Open source to the rescue

Open source software has a great track of providing a good solutions to reduce vendor lock-in. It has helped fighting vendor lock-in for decades. In particular within operating systems Linux has played an important role in fighting the vendor locking. Taking this into the Big Data world it does not take long time to understand that automation and in particular open source automation tools play important role in avoiding cloud lock-in. This could for instance be achieved by deploying and running the same complete Big Data stack on-premise and in the cloud.
Using automation tools, like Chef, Puppet, Ansible Tower is one of the strategies to avoid vendor locking and quickly move between the cloud providers. Also container technologies like Docker or OpenShift Containers make it possible to deploy the same Big Data stack, either it is Hortonworks, Coouder or MapR across different cloud providers, making it easier to swap or even use multiple cloud setups in parallel to diversify the operation risks.

What about Open Source lock-in?

Listening to Paul Cormier at RedHat Forum 2016 (Oslo) last week one quickly could get an impression that the cloud lock-in can simply be avoided by promoting Open Source tools like Ansible Tower or OpenShift Containers.

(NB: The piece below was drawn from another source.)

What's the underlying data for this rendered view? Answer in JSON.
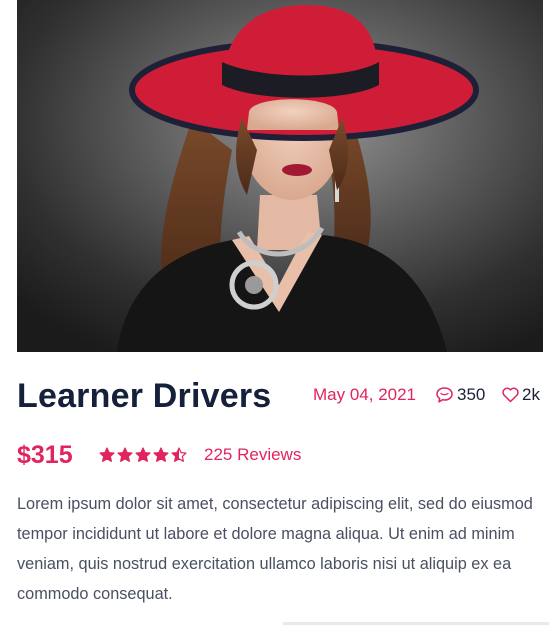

These solutions effectively help turning the IaaS and PaaS resources offered by the Big Three (Amazon, Google and Microsoft) as well as other cloud providers into a commodity. On the other hand critics of Open Source could say that by using this kind of solution you actually get into another kind of lock-in. However the immense success of Open Source software over last 15 years shows that lock-in in case of an Open Source system is at most hypothetical. It is easy to find a similar alternative or in absolutely worst case scenario to maintain the software yourself. Open Source by its very nature of being open brings down any barriers for competitive advantage and the new ideas and features can easily be copied by anyone, anywhere and almost at no time.